The comic has influenced many generations of Poles, and some of its phrases have penetrated into the Polish language itself, with expressions like 'w Pacanowie kozy kują' (In Pacanów, they shoe goats), 'pacan' and 'matoł' (slowpoke, dummy).

In 2003 Polish minister of culture Waldemar Dąbrowski organized the celebrations of Koziołek Matołek's 70th birthday in Pacanów.

== Adaptations and other media ==
Studio Miniatur Filmowych produced the animated series Dziwne przygody Koziołka Matołka (Strange adventures of Koziołek Matołek) from 1969 to 1971. The animated series was released as a 3-DVD set in 2002 and is available internationally; although there are no English language subtitles, the amount of dialogue is very limited. Studio Miniatur Filmowych has started work on a full-length animated film featuring Koziołek Matołek.

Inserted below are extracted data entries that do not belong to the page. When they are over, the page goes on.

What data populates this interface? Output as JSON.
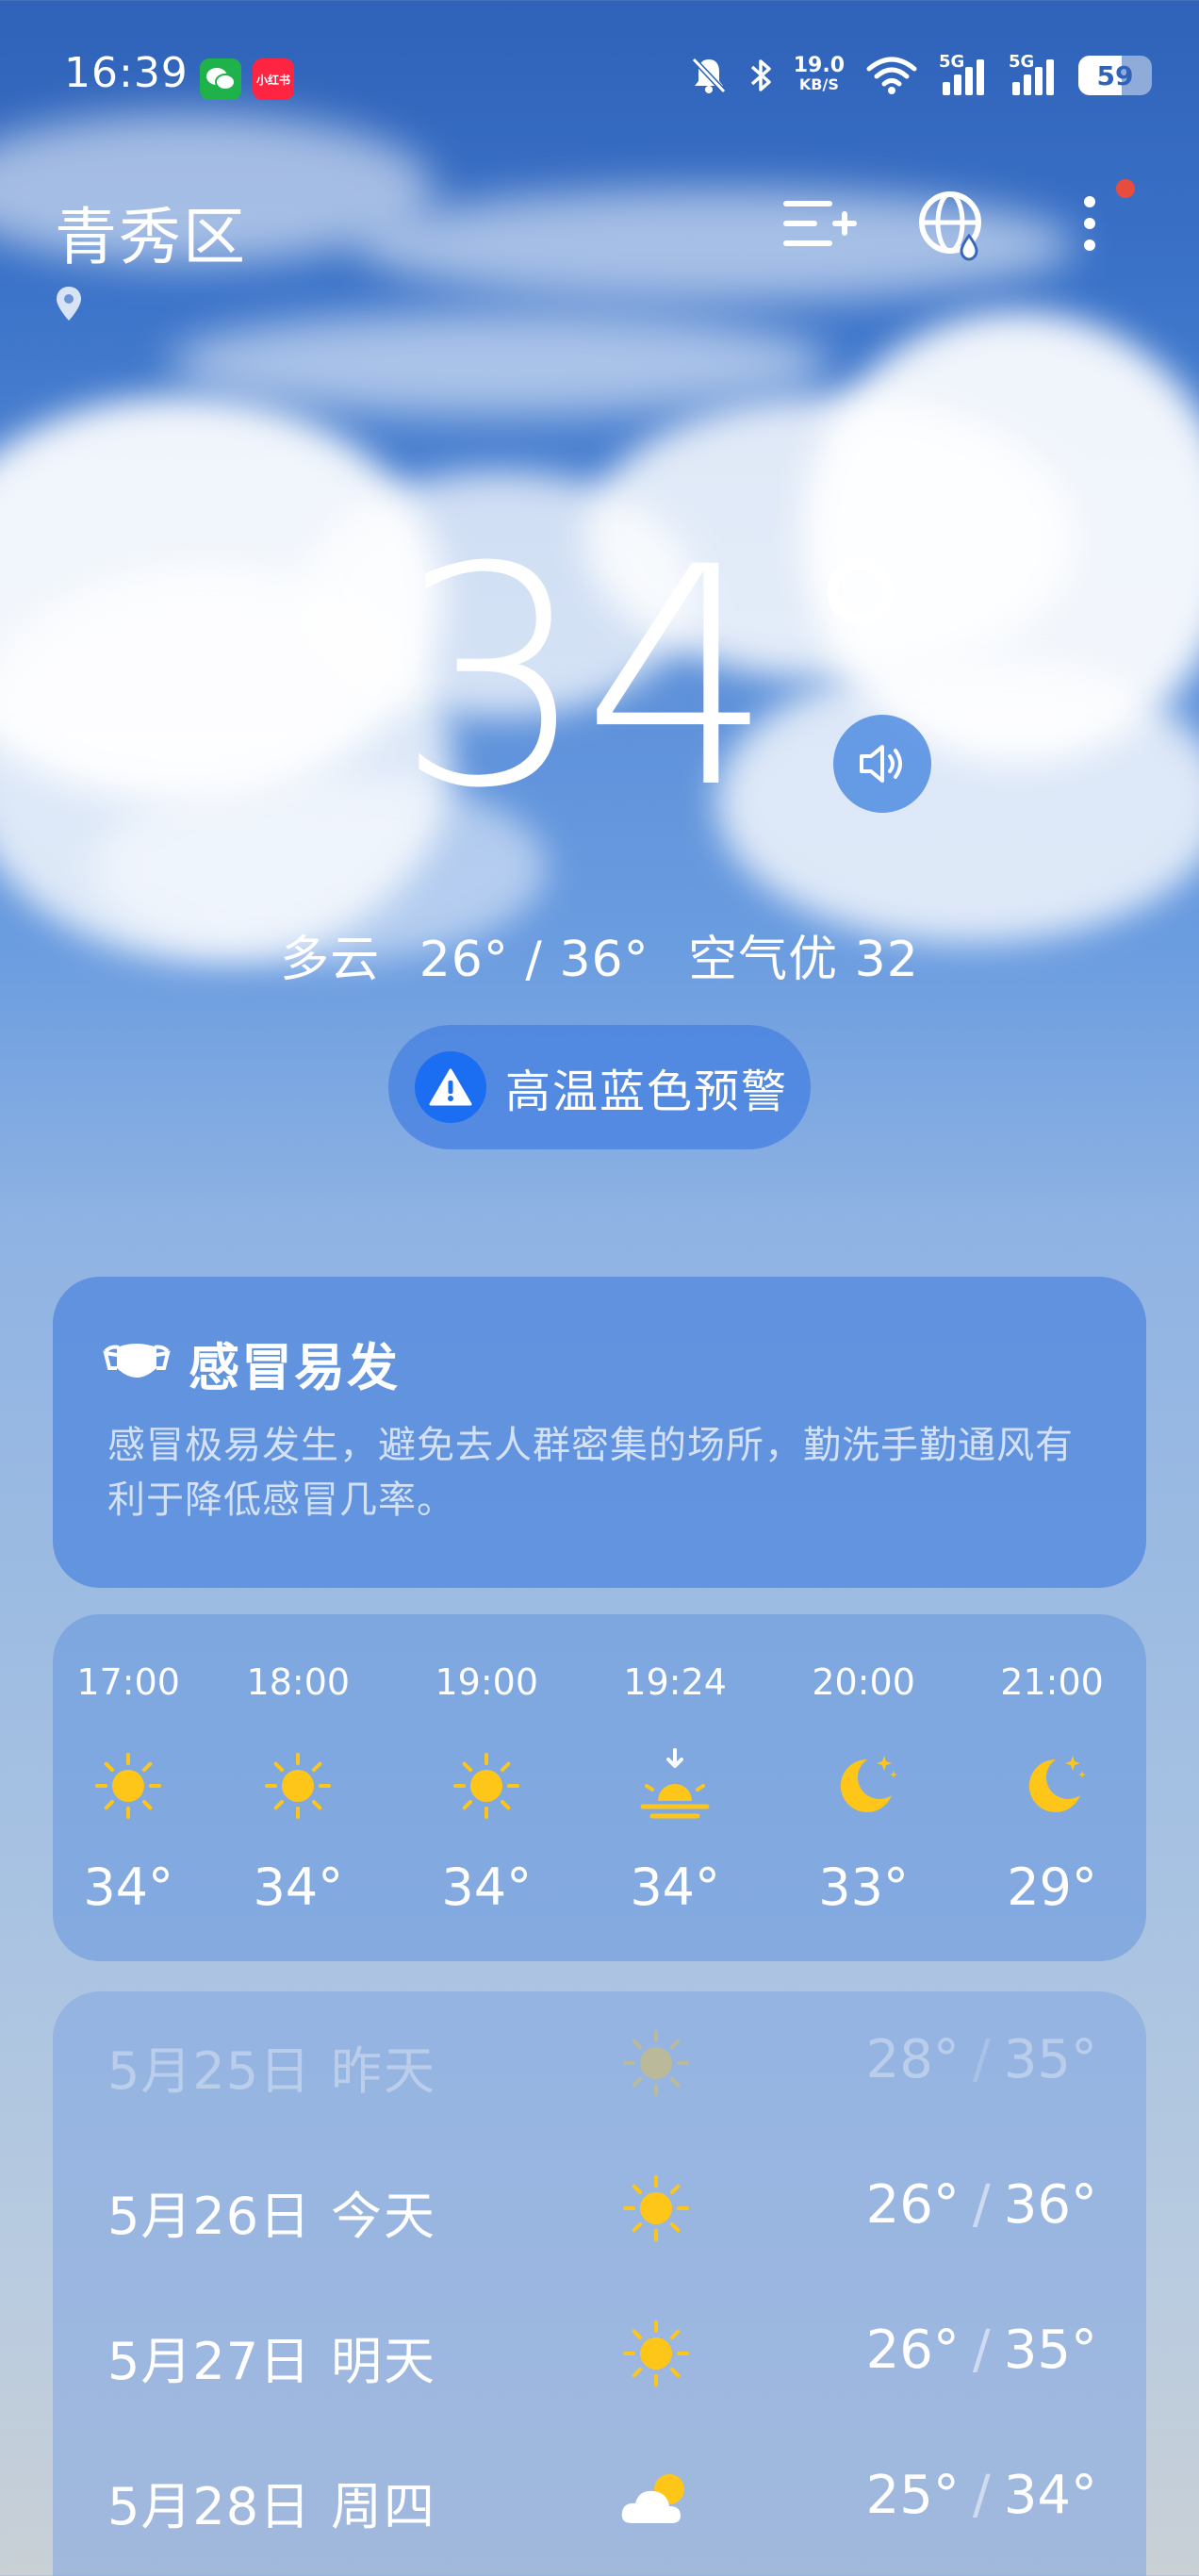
{
  "status_bar": {
    "time": "16:39",
    "apps": [
      "微信",
      "小红书"
    ],
    "net_speed_value": "19.0",
    "net_speed_unit": "KB/S",
    "signal1_label": "5G",
    "signal2_label": "5G",
    "battery_level": "59"
  },
  "header": {
    "city": "青秀区"
  },
  "current": {
    "temperature": "34",
    "condition": "多云",
    "low": "26°",
    "high": "36°",
    "air_quality": "空气优 32"
  },
  "warning": {
    "label": "高温蓝色预警"
  },
  "tip": {
    "title": "感冒易发",
    "body": "感冒极易发生，避免去人群密集的场所，勤洗手勤通风有利于降低感冒几率。"
  },
  "hourly": [
    {
      "time": "17:00",
      "icon": "sun-icon",
      "temp": "34°"
    },
    {
      "time": "18:00",
      "icon": "sun-icon",
      "temp": "34°"
    },
    {
      "time": "19:00",
      "icon": "sun-icon",
      "temp": "34°"
    },
    {
      "time": "19:24",
      "icon": "sunset-icon",
      "temp": "34°"
    },
    {
      "time": "20:00",
      "icon": "moon-icon",
      "temp": "33°"
    },
    {
      "time": "21:00",
      "icon": "moon-icon",
      "temp": "29°"
    }
  ],
  "daily": [
    {
      "date": "5月25日",
      "label": "昨天",
      "icon": "sun-icon",
      "low": "28°",
      "high": "35°"
    },
    {
      "date": "5月26日",
      "label": "今天",
      "icon": "sun-icon",
      "low": "26°",
      "high": "36°"
    },
    {
      "date": "5月27日",
      "label": "明天",
      "icon": "sun-icon",
      "low": "26°",
      "high": "35°"
    },
    {
      "date": "5月28日",
      "label": "周四",
      "icon": "partly-cloudy-icon",
      "low": "25°",
      "high": "34°"
    }
  ],
  "separator": "/",
  "colors": {
    "sun": "#ffc61a",
    "warning_icon_bg": "#1b6df2",
    "notification_dot": "#e84c3d"
  }
}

Four educational games for small children have been released: 'Koziołek Matołek idzie do szkoły' (Koziołek Matołek goes to school), 'Koziołek Matołek wynalazca' (Koziołek Matołek the inventor), 'Szkoła Koziołka Matołka' (The school of Koziołek Matołek), and 'Wesołe przedszkole Koziołka Matołka' (The happy kindergarten of Koziołek Matołek)

The series has also been adapted for children's theatre.